Goals and Requirements
Tailspin wants to externalize as much as possible of the authentication and authorization functionality from the main Surveys application. This will give Tailspin the flexibility to make changes to the way they handle authentication and authorization in the future without affecting the Surveys application itself. For example, Tailspin may want to enable users to identify themselves by using a Windows Live® ID.
It’s also important to ensure that the mechanism the mobile client uses to authenticate is easy to implement on the Windows Phone 7 platform and any other mobile platforms that Tailspin may support in the future.
Overview of the Solution
Figure 1 shows a high-level view of the approach adopted by Tailspin.
The approach that Tailspin adopted assumes that the Windows Phone 7 client application can send credentials to the Surveys web service in an HTTP header. The credentials could be a user name and password or a token. Tailspin could easily change the type of credentials in a future version of the application.
Note: In the sample application, the phone sends a user name and password to demonstrate this approach. The mobile client does not perform any validation on the credentials that the user enters on the AppSettingsView page or encrypt the credentials before it saves them in isolated storage. In a real application, you may decide to enforce a password policy that requires strong passwords and regular password renewals.

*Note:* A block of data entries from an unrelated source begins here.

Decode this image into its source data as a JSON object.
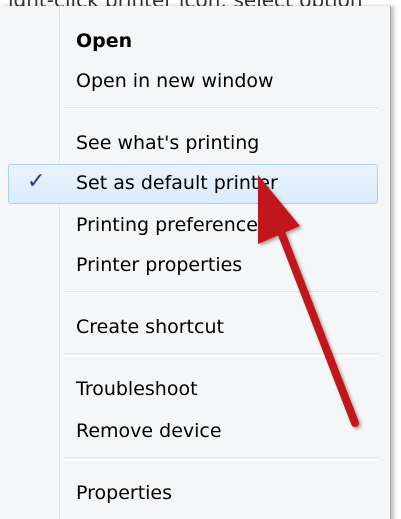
{
  "top_partial_text": "ight-click printer icon; select option",
  "menu": {
    "items": [
      {
        "label": "Open",
        "bold": true
      },
      {
        "label": "Open in new window"
      },
      {
        "label": "See what's printing"
      },
      {
        "label": "Set as default printer",
        "checked": true,
        "highlighted": true
      },
      {
        "label": "Printing preferences"
      },
      {
        "label": "Printer properties"
      },
      {
        "label": "Create shortcut"
      },
      {
        "label": "Troubleshoot"
      },
      {
        "label": "Remove device"
      },
      {
        "label": "Properties"
      }
    ],
    "check_glyph": "✓"
  },
  "colors": {
    "highlight_border": "#a8d0f5",
    "arrow": "#c0171c"
  }
}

In the Surveys web service, the custom authentication and authorization interceptor extracts the header that contains the user’s credentials and identifies an authentication module to perform the authentication. It’s possible that different client platforms use different authentication schemes, so the interceptor must be able to identify from the HTTP headers which type of authentication is being used, and then pass the credentials to the correct custom authentication module.
Note: The sample application uses a mock authentication module that simply checks for one of several hard-coded user names; it does not verify the password. If you use password-based credentials in your application, you should send a hashed version of the password over the network to compare with a hashed version stored in Windows Azure storage in your authentication module.
After the custom authentication module validates the credentials, it uses Windows Identity Foundation (WIF) to construct an IClaims Principal object that contains the user’s identity. In the future, this IClaimsPrincipal object might contain additional claims that the Surveys application could use to perform any authorization that it requires.
The surveys web service includes the IClaimsPrincipal.Claims. Name value when it invokes any methods in the Tailspin Surveys core application. The Tailspin Surveys core application returns data for the user. In the future, the web service could also perform any necessary authorization before it invokes a method in the core application.